Leveringszekerheid op langere termijn
Op dit moment kan het LCH met de huidige voorraad in Nederland ruimschoots voorzien
in de vraag die zorginstellingen bij het LCH hebben gemeld. Om voorbereid te zijn
op een eventuele volgende epidemie of andere crisissituatie wil ik de kwetsbaarheid
in het aanbod van persoonlijke beschermingsmiddelen in Nederland verminderen, waarbij
zoveel mogelijk de samenwerking in Europees verband gezocht wordt. Leveringszekerheid
en het garanderen van kwalitatief hoogwaardige producten staan daarbij voorop. Zoals
eerder gemeld kunnen we leveringszekerheid op verschillende manieren bereiken. Leveringszekerheid
kunnen we deels bereiken door het versterken van de nationale en Europese productie,
maar ook met lichtere ingrepen zoals het afspreken van leveringsgaranties. Ook het
aanleggen van een centrale of decentrale ijzeren voorraad en daar waar mogelijk aansluiten
bij Europese initiatieven zoals RescEU stockpiling en Joint Procurements / Europese
aanbestedingen kunnen hieraan bijdragen. Daarnaast kan het helpen om internationaal
nader afspraken te maken om handelsbeperkingen tot een noodzakelijk minimum te beperken
ten tijde van een gezondheidscrisis. De Europese Commissie heeft hiertoe enkele voorstellen
gedaan die momenteel verder worden uitgewerkt2. In alle gevallen is het van belang om niet alleen naar de productie van eindproducten
te kijken, maar ook naar benodigde grondstoffen of onderdelen en halffabricaten.

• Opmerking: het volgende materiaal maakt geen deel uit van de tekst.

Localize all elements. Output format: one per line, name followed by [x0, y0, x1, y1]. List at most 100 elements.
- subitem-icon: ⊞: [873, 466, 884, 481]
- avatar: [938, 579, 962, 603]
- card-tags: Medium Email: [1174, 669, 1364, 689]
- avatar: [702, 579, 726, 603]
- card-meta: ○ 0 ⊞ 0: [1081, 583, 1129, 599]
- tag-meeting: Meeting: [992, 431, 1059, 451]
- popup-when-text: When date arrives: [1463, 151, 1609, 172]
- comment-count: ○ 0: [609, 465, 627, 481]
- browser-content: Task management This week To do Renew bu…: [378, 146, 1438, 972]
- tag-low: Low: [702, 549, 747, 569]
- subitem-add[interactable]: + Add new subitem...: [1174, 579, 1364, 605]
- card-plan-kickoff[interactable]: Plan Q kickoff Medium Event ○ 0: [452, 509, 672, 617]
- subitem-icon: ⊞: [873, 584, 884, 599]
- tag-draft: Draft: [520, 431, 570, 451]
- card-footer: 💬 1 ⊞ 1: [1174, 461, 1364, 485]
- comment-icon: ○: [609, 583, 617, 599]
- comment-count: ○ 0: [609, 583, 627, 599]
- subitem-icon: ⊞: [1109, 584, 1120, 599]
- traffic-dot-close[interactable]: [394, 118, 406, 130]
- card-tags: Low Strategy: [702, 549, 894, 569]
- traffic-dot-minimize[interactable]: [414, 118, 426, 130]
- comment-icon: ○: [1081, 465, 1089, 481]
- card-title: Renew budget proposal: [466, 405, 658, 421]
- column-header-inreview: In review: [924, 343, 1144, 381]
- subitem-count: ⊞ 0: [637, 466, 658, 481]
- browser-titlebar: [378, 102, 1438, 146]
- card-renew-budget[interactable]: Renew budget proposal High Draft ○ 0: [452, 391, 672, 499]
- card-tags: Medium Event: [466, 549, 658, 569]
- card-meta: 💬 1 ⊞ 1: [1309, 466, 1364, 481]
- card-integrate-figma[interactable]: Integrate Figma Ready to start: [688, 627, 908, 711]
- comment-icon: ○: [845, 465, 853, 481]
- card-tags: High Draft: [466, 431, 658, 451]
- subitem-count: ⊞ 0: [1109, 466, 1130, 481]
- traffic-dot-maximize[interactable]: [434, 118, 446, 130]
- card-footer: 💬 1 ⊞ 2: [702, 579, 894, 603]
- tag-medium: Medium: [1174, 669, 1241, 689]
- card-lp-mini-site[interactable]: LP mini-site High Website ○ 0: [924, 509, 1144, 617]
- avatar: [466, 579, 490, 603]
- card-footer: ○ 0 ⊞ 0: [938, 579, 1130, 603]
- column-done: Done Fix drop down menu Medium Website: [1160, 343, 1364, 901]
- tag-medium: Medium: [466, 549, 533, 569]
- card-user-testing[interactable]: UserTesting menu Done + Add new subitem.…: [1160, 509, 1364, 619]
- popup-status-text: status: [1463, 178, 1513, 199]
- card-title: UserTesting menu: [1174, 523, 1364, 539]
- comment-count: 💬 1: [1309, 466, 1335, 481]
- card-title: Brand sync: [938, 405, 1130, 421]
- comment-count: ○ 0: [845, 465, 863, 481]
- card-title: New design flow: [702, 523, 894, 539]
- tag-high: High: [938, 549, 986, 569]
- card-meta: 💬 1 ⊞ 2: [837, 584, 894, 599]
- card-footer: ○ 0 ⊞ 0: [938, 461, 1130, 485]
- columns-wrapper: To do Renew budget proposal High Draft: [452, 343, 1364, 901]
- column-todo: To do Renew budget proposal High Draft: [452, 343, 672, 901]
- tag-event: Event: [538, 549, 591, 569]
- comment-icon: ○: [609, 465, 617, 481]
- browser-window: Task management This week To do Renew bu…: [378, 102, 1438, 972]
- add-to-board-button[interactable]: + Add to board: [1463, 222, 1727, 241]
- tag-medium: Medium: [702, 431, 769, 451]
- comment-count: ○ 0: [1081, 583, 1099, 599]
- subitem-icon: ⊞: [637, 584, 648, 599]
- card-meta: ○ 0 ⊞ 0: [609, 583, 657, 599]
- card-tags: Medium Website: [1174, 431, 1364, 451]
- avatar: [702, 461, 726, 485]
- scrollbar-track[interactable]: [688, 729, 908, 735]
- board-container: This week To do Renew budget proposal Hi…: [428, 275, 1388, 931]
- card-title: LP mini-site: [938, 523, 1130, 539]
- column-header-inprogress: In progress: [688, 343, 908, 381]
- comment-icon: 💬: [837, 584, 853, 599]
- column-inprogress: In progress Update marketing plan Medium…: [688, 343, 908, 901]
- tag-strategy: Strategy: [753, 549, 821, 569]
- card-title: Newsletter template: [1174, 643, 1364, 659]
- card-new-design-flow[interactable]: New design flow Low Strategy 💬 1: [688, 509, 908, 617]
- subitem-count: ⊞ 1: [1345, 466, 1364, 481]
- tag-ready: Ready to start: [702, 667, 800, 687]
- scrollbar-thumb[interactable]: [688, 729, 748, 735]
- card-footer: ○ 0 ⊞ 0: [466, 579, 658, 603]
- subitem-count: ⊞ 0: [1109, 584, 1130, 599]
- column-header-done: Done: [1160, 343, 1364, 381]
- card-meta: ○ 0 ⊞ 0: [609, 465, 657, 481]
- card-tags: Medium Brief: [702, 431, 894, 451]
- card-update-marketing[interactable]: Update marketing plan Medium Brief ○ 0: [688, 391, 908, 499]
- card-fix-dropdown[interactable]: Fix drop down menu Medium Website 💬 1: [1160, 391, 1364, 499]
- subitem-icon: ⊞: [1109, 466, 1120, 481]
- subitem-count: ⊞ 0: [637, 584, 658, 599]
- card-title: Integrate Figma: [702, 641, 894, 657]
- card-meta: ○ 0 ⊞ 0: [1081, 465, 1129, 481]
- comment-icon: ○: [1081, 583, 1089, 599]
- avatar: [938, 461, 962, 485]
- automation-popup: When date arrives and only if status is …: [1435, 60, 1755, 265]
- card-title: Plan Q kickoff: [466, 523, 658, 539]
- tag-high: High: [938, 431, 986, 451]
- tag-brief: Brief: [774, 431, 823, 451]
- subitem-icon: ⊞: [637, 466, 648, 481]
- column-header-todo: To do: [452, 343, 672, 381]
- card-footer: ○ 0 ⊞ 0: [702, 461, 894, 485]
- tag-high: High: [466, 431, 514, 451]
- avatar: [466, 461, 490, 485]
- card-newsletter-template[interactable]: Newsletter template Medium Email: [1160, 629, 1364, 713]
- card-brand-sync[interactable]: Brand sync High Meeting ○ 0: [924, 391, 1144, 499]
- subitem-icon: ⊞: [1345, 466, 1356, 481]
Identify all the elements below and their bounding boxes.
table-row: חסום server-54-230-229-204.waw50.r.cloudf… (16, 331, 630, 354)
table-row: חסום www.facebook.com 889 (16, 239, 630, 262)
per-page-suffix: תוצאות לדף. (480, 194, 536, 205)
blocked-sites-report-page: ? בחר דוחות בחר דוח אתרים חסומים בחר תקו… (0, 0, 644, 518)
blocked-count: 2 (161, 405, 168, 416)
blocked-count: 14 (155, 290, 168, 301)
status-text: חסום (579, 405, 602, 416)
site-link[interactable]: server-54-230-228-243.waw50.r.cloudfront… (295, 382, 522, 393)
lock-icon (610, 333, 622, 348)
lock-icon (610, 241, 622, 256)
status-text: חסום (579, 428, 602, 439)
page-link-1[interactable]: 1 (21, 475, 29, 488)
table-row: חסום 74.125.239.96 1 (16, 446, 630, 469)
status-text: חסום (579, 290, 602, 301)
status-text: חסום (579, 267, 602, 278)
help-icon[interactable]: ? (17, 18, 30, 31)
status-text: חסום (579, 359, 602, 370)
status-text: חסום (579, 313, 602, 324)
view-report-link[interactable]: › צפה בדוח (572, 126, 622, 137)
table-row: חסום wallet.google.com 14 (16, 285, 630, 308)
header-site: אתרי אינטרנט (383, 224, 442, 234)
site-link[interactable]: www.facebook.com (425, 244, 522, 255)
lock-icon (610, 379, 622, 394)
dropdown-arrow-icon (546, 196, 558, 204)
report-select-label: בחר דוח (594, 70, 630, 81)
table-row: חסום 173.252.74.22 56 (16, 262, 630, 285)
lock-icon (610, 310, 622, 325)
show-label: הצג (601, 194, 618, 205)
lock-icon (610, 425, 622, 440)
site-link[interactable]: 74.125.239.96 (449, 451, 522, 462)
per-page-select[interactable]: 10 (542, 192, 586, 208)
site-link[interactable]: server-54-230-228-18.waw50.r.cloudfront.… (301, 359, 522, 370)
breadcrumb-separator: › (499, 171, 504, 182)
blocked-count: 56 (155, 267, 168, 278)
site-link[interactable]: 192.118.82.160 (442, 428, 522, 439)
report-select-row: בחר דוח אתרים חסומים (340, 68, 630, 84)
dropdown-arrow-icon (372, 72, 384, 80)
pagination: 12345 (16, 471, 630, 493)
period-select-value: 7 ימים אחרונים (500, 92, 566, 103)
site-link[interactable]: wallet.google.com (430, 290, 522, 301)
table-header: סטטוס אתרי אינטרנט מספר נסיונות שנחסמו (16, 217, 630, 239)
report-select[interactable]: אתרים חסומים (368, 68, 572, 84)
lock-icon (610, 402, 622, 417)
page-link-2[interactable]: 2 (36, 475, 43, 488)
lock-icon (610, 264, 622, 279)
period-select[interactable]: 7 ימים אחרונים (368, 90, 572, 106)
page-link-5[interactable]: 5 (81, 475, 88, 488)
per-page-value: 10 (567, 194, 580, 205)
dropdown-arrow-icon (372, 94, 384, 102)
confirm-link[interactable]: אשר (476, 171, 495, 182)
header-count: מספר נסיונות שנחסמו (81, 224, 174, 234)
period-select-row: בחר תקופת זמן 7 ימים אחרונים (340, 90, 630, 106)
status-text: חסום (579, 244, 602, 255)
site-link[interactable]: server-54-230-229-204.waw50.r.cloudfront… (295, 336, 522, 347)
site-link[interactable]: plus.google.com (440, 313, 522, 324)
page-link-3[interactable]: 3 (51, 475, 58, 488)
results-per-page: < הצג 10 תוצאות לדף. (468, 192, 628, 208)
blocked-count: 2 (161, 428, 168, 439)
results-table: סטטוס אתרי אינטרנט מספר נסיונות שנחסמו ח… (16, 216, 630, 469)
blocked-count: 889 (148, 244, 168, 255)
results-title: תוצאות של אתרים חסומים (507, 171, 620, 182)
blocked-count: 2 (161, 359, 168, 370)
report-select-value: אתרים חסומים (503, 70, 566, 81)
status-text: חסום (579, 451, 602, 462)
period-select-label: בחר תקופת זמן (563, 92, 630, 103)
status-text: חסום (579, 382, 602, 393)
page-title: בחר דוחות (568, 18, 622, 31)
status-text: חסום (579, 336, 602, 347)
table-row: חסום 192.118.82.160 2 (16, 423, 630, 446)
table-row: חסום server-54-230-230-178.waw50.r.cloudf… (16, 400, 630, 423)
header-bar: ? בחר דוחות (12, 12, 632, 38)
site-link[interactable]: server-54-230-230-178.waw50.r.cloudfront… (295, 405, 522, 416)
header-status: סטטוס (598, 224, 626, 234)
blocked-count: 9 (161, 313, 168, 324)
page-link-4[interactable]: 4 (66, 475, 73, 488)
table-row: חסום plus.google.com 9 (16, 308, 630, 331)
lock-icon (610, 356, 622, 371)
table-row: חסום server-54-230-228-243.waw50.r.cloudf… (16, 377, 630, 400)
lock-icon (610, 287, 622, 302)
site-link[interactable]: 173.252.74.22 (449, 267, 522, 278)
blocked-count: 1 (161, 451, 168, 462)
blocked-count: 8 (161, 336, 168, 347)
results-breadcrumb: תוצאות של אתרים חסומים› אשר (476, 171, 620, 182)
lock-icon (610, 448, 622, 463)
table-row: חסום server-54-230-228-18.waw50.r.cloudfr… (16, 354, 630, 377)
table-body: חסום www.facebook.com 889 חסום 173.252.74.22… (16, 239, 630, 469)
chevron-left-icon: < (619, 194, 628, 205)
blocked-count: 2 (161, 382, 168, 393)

Versterken productie dichtbij huis
Het verminderen van afhankelijkheden van andere landen of één of enkele individuele
producenten of leveranciers door productie dichtbij huis is één van de manieren om
leveringszekerheid te borgen. Hiermee kunnen kwetsbaarheden op het gebied van distributie
en beschikbaarheid van grondstoffen en beschermingsmiddelen verminderd worden en kan
kwaliteit via CE-certificering gewaarborgd worden Daarom wil ik de mogelijkheden van
productie dichtbij huis, in Nederland of de EU, optimaal benutten. Onderstaand leg
ik verder uit hoe ik productie dichtbij huis wil vormgeven. Het is voor de toekomst
ook van belang om een analyse van de kosten en baten van de verschillende mogelijke
maatregelen te maken en te bekijken welke mix van maatregelen tot het gewenste resultaat
leidt: meer leveringszekerheid van medische producten.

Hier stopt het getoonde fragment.